19.  When there are multiple reducers, the map tasks partition their output, each creating one partition for each reduce task. There can be many keys (and their associated values) in each partition, but the records for any given key are all in a single partition. The partitioning can be controlled by a user-defined partitioning function, but normally the default partitioner—which buckets keys using a hash function—works very well.



 


20.  It’s also possible to have zero reduce tasks. This can be appropriate when you don’t need the shuffle since the processing can be carried out entirely in parallel. In this case, the only off-node data transfer is when the map tasks write to HDFS:



 


21.  Hadoop allows the user to specify a combiner function to be run on the map output—the combiner function’s output forms the input to the reduce function. Since the combiner function is an optimization, Hadoop does not provide a guarantee of how many times it will call it for a particular map output record, if at all. In other words, calling the combiner function zero, one, or many times should produce the same output from the reducer. (i.e. max(0, 20, 10, 25, 15) = max(max(0, 20, 10), max(25, 15)) = max(20, 25) = 25 )

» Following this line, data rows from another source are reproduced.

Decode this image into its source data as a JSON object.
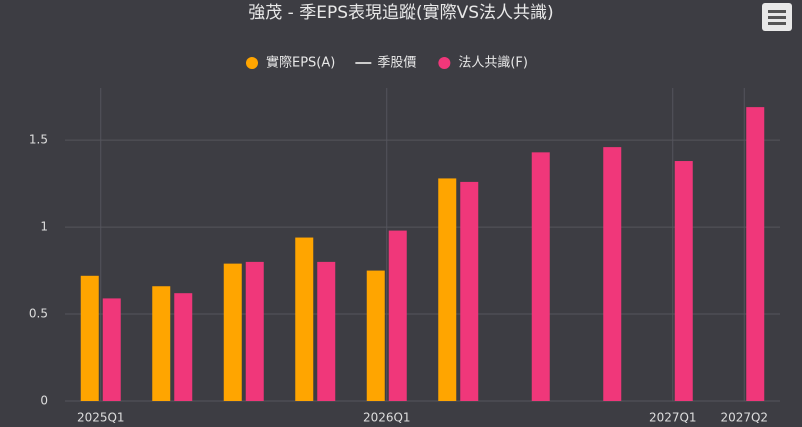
{
  "chart_data": {
    "type": "bar",
    "title": "強茂 - 季EPS表現追蹤(實際VS法人共識)",
    "categories": [
      "2025Q1",
      null,
      null,
      null,
      "2026Q1",
      null,
      null,
      null,
      "2027Q1",
      "2027Q2"
    ],
    "series": [
      {
        "name": "實際EPS(A)",
        "color": "#ffa500",
        "type": "bar",
        "values": [
          0.72,
          0.66,
          0.79,
          0.94,
          0.75,
          1.28,
          null,
          null,
          null,
          null
        ]
      },
      {
        "name": "季股價",
        "color": "#cccccc",
        "type": "line",
        "values": [
          null,
          null,
          null,
          null,
          null,
          null,
          null,
          null,
          null,
          null
        ]
      },
      {
        "name": "法人共識(F)",
        "color": "#f0377a",
        "type": "bar",
        "values": [
          0.59,
          0.62,
          0.8,
          0.8,
          0.98,
          1.26,
          1.43,
          1.46,
          1.38,
          1.69
        ]
      }
    ],
    "ylim": [
      0,
      1.8
    ],
    "yticks": [
      0,
      0.5,
      1,
      1.5
    ],
    "grid": true
  }
}
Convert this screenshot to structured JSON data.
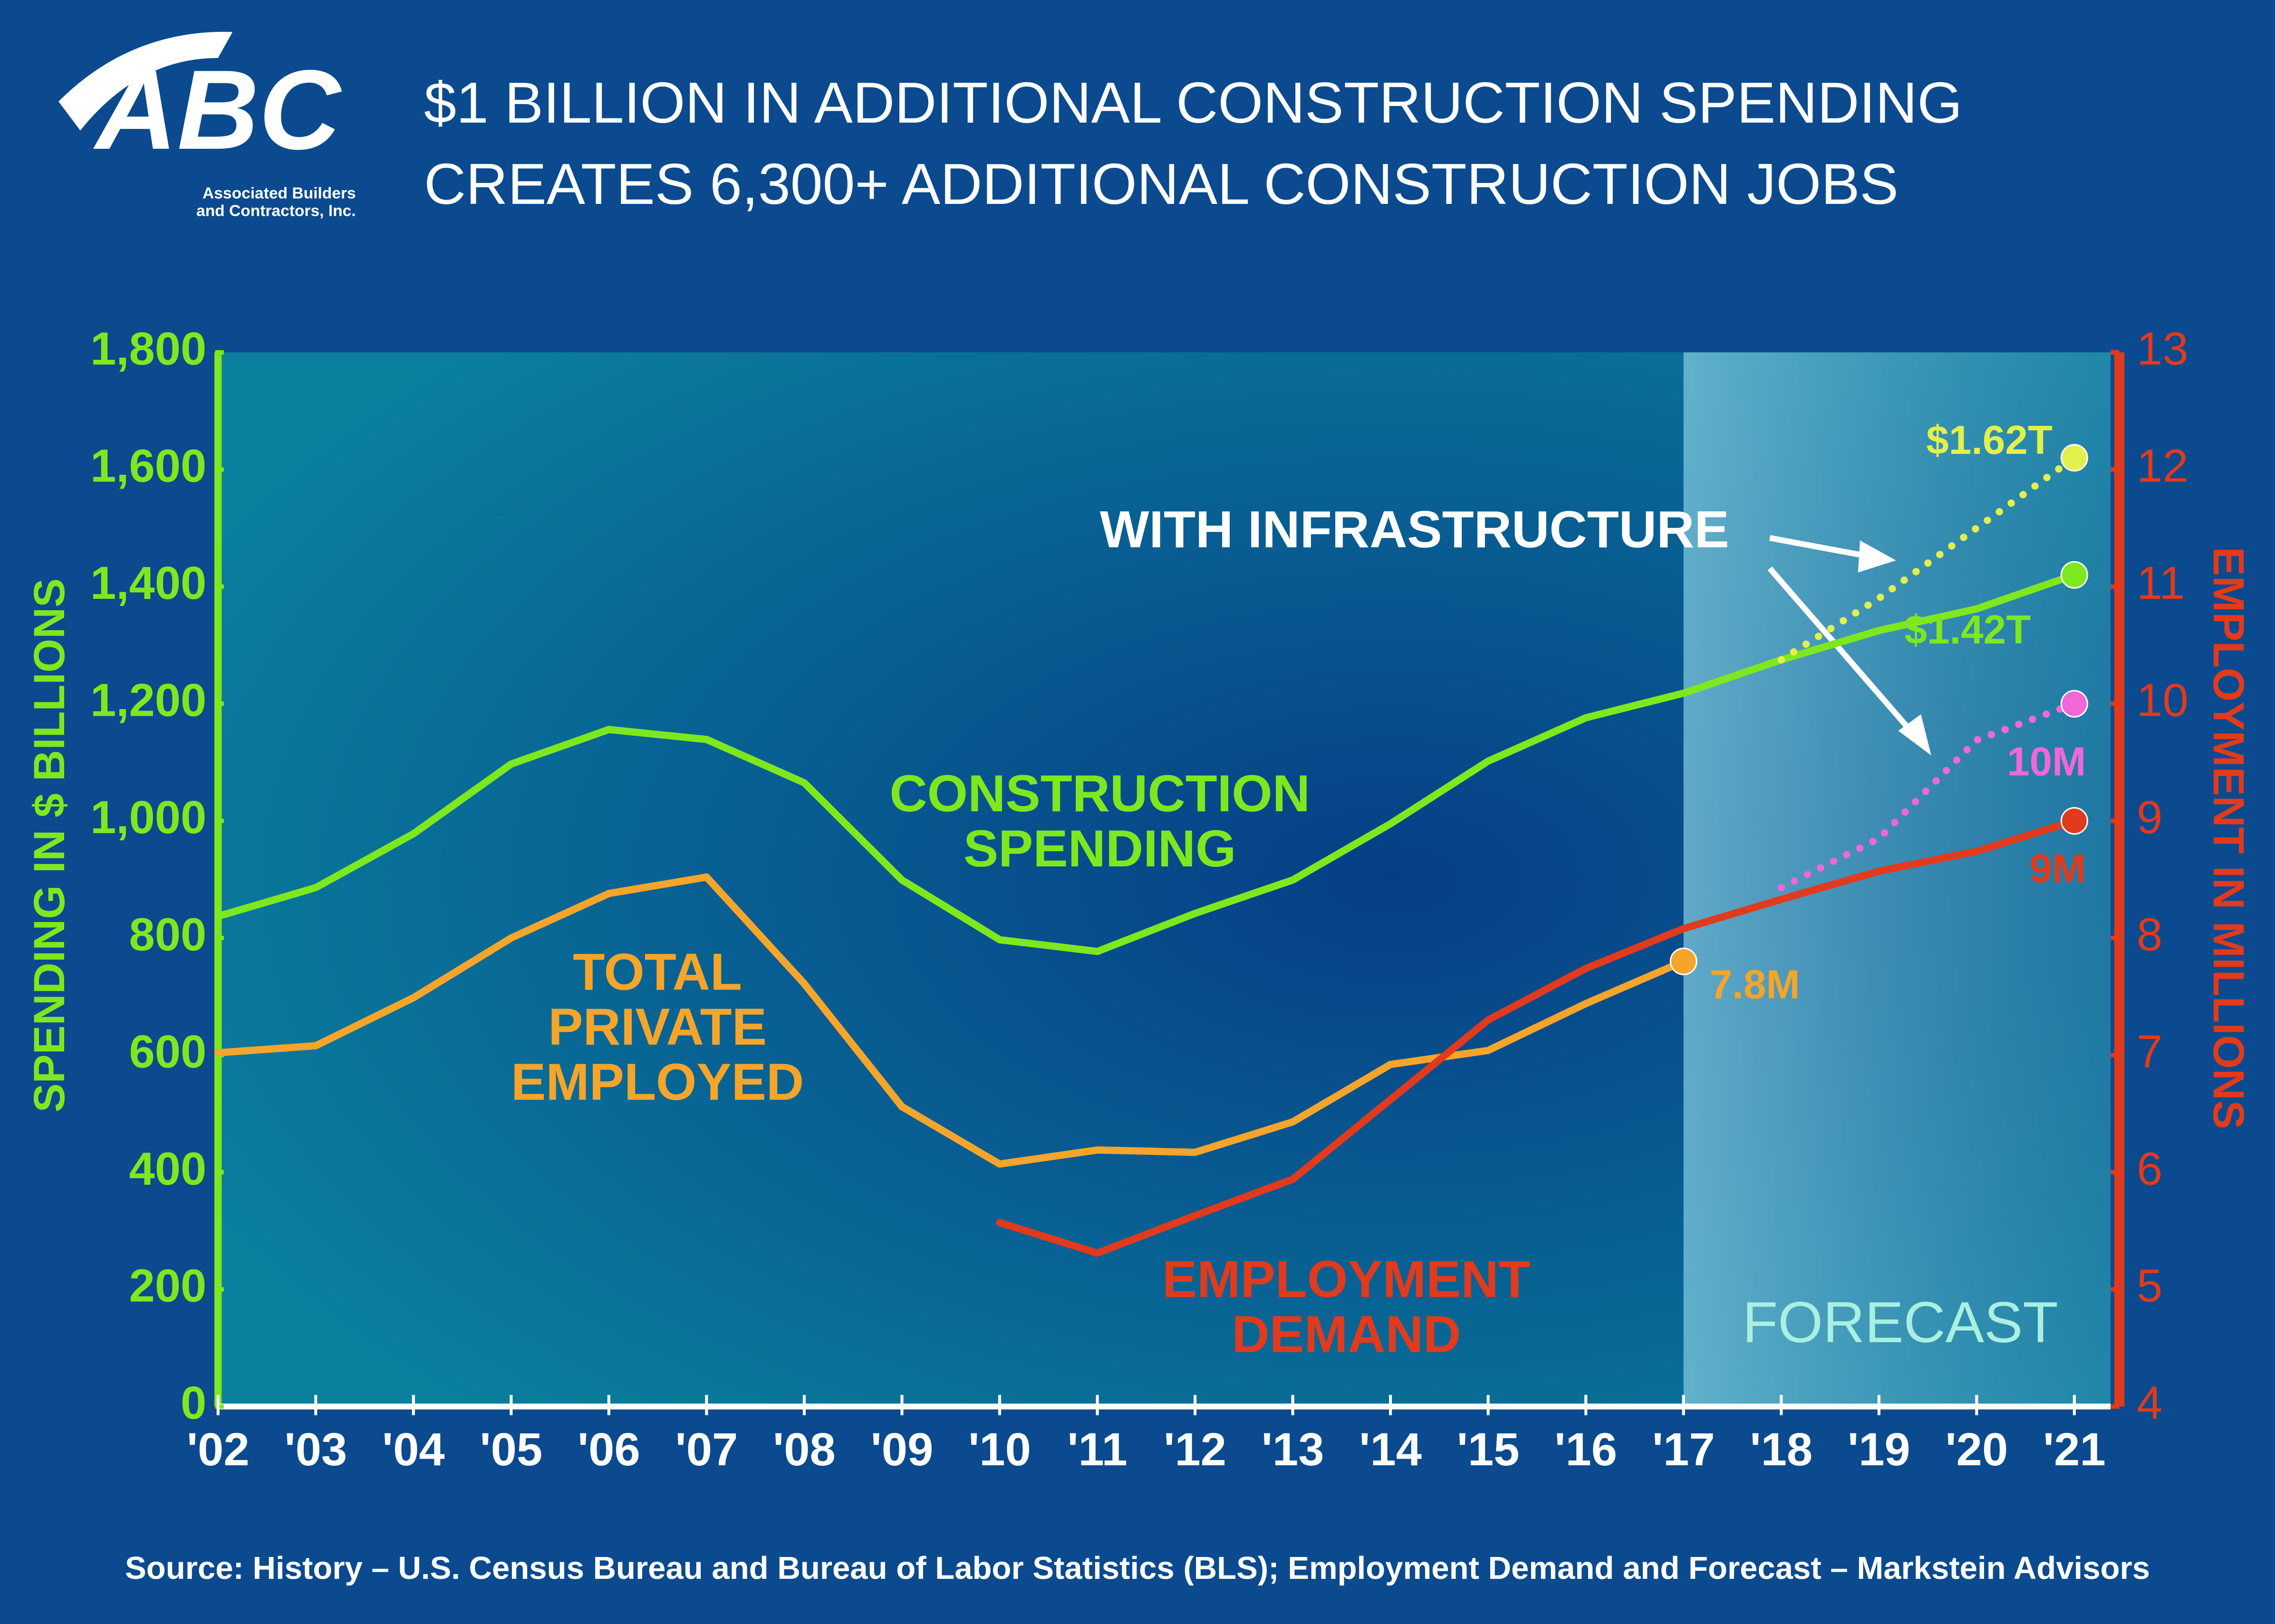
{
  "logo": {
    "text": "ABC",
    "subtitle": [
      "Associated Builders",
      "and Contractors, Inc."
    ]
  },
  "chart_data": {
    "type": "line",
    "title": [
      "$1 BILLION IN ADDITIONAL CONSTRUCTION SPENDING",
      "CREATES 6,300+ ADDITIONAL CONSTRUCTION JOBS"
    ],
    "y_label": "SPENDING IN $ BILLIONS",
    "y2_label": "EMPLOYMENT IN MILLIONS",
    "categories": [
      "'02",
      "'03",
      "'04",
      "'05",
      "'06",
      "'07",
      "'08",
      "'09",
      "'10",
      "'11",
      "'12",
      "'13",
      "'14",
      "'15",
      "'16",
      "'17",
      "'18",
      "'19",
      "'20",
      "'21"
    ],
    "ylim": [
      0,
      1800
    ],
    "yticks": [
      0,
      200,
      400,
      600,
      800,
      {
        "value": 1000,
        "label": "1,000"
      },
      {
        "value": 1200,
        "label": "1,200"
      },
      {
        "value": 1400,
        "label": "1,400"
      },
      {
        "value": 1600,
        "label": "1,600"
      },
      {
        "value": 1800,
        "label": "1,800"
      }
    ],
    "y2lim": [
      4,
      13
    ],
    "y2ticks": [
      4,
      5,
      6,
      7,
      8,
      9,
      10,
      11,
      12,
      13
    ],
    "forecast_from": "'17",
    "forecast_label": "FORECAST",
    "series": [
      {
        "name": [
          "CONSTRUCTION",
          "SPENDING"
        ],
        "color": "#7ee81e",
        "style": "solid",
        "values": [
          837,
          886,
          978,
          1097,
          1156,
          1139,
          1065,
          899,
          797,
          777,
          842,
          899,
          995,
          1102,
          1176,
          1218,
          1275,
          1325,
          1362,
          1420
        ],
        "value_labels": [
          null,
          null,
          null,
          null,
          null,
          null,
          null,
          null,
          null,
          null,
          null,
          null,
          null,
          null,
          null,
          null,
          null,
          null,
          null,
          "$1.42T"
        ]
      },
      {
        "name": [
          "WITH INFRASTRUCTURE"
        ],
        "color": "#e4f04a",
        "style": "dotted",
        "values": [
          null,
          null,
          null,
          null,
          null,
          null,
          null,
          null,
          null,
          null,
          null,
          null,
          null,
          null,
          null,
          null,
          1275,
          1380,
          1500,
          1620
        ],
        "value_labels": [
          null,
          null,
          null,
          null,
          null,
          null,
          null,
          null,
          null,
          null,
          null,
          null,
          null,
          null,
          null,
          null,
          null,
          null,
          null,
          "$1.62T"
        ]
      },
      {
        "name": [
          "TOTAL",
          "PRIVATE",
          "EMPLOYED"
        ],
        "color": "#f5a52a",
        "style": "solid",
        "axis": "y2",
        "values": [
          7.02,
          7.08,
          7.49,
          8.0,
          8.38,
          8.52,
          7.61,
          6.56,
          6.07,
          6.19,
          6.17,
          6.43,
          6.92,
          7.04,
          7.44,
          7.8,
          null,
          null,
          null,
          null
        ],
        "value_labels": [
          null,
          null,
          null,
          null,
          null,
          null,
          null,
          null,
          null,
          null,
          null,
          null,
          null,
          null,
          null,
          "7.8M",
          null,
          null,
          null,
          null
        ]
      },
      {
        "name": [
          "EMPLOYMENT",
          "DEMAND"
        ],
        "color": "#e23a1c",
        "style": "solid",
        "axis": "y2",
        "values": [
          null,
          null,
          null,
          null,
          null,
          null,
          null,
          null,
          5.57,
          5.31,
          5.63,
          5.94,
          6.62,
          7.3,
          7.74,
          8.08,
          8.33,
          8.57,
          8.74,
          9
        ],
        "value_labels": [
          null,
          null,
          null,
          null,
          null,
          null,
          null,
          null,
          null,
          null,
          null,
          null,
          null,
          null,
          null,
          null,
          null,
          null,
          null,
          "9M"
        ]
      },
      {
        "color": "#f068d8",
        "style": "dotted",
        "axis": "y2",
        "values": [
          null,
          null,
          null,
          null,
          null,
          null,
          null,
          null,
          null,
          null,
          null,
          null,
          null,
          null,
          null,
          null,
          8.43,
          8.85,
          9.69,
          10
        ],
        "value_labels": [
          null,
          null,
          null,
          null,
          null,
          null,
          null,
          null,
          null,
          null,
          null,
          null,
          null,
          null,
          null,
          null,
          null,
          null,
          null,
          "10M"
        ]
      }
    ],
    "source": "Source:  History – U.S. Census Bureau and Bureau of Labor Statistics (BLS);  Employment Demand and Forecast – Markstein Advisors"
  }
}
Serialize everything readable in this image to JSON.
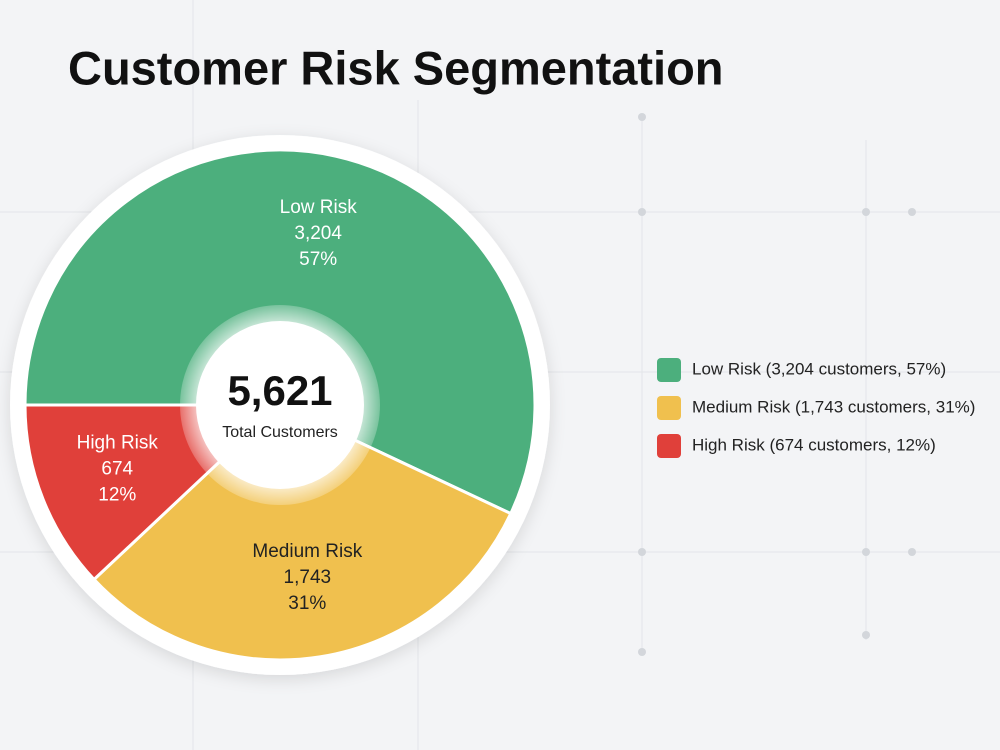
{
  "chart_data": {
    "type": "pie",
    "title": "Customer Risk Segmentation",
    "categories": [
      "Low Risk",
      "Medium Risk",
      "High Risk"
    ],
    "values": [
      3204,
      1743,
      674
    ],
    "value_labels": [
      "3,204",
      "1,743",
      "674"
    ],
    "percent_labels": [
      "57%",
      "31%",
      "12%"
    ],
    "colors": [
      "#4caf7d",
      "#f0c04e",
      "#e0403a"
    ],
    "total_label": "5,621",
    "total_caption": "Total Customers",
    "legend_labels": [
      "Low Risk (3,204 customers, 57%)",
      "Medium Risk (1,743 customers, 31%)",
      "High Risk (674 customers, 12%)"
    ]
  }
}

22.  The combiner function is defined using the Reducer interface and we need to set the combiner class on the JobConf (setCombinerClass())

23.  Hadoop Streaming uses Unix standard streams as the interface between Hadoop and your program, so you can use any language that can read standard input and write to standard output to write your MapReduce program. Map input data is passed over standard input to your map function, which processes it line by line and writes lines to standard output. A map output key-value pair is written as a single tab-delimited line. Input to the reduce function is in the same format—a tab-separated key-value pair—passed over standard input. The reduce function reads lines from standard input, which the framework guarantees are sorted by key, and writes its results to standard output.

24.  The Java API is geared toward processing your map function one record at a time. The framework calls the map() method on your Mapper for each record in the input, whereas with Streaming the map program can decide how to process the input. The user’s Java map implementation is “pushed” records, but it’s still possible to consider multiple lines at a time by accumulating previous lines in an instance variable in the Mapper. In this case, you need to implement the close() method so that you know when the last record has been read, so you can finish processing the last group of lines.

25.  The MapReduce framework ensures that the input keys to the reduce scripts are ordered, so we know that if a key is different from the previous one, we have moved into a new key group. In contrast to the Java API, where you are provided an iterator over each key group, in Streaming you have to find key group boundaries in your program.

26.  The hadoop command doesn’t support a Streaming option; instead, you specify the Streaming JAR file along with the jar option. Options to the Streaming program specify the input and output paths, and the map and reduce scripts. This is what it looks like:

% hadoop jar $HADOOP_INSTALL/contrib/streaming/hadoop-*-streaming.jar \

  -input input/ncdc/sample.txt \

  -output output \

  -mapper ch02/src/main/ruby/max_temperature_map.rb \

  -reducer ch02/src/main/ruby/max_temperature_reduce.rb

27.  Hadoop Pipes is the name of the C++ interface to Hadoop MapReduce. Unlike Streaming, which uses standard input and output to communicate with the map and reduce code, Pipes uses sockets as the channel over which the tasktracker communicates with the process running the C++ map or reduce function. JNI is not used.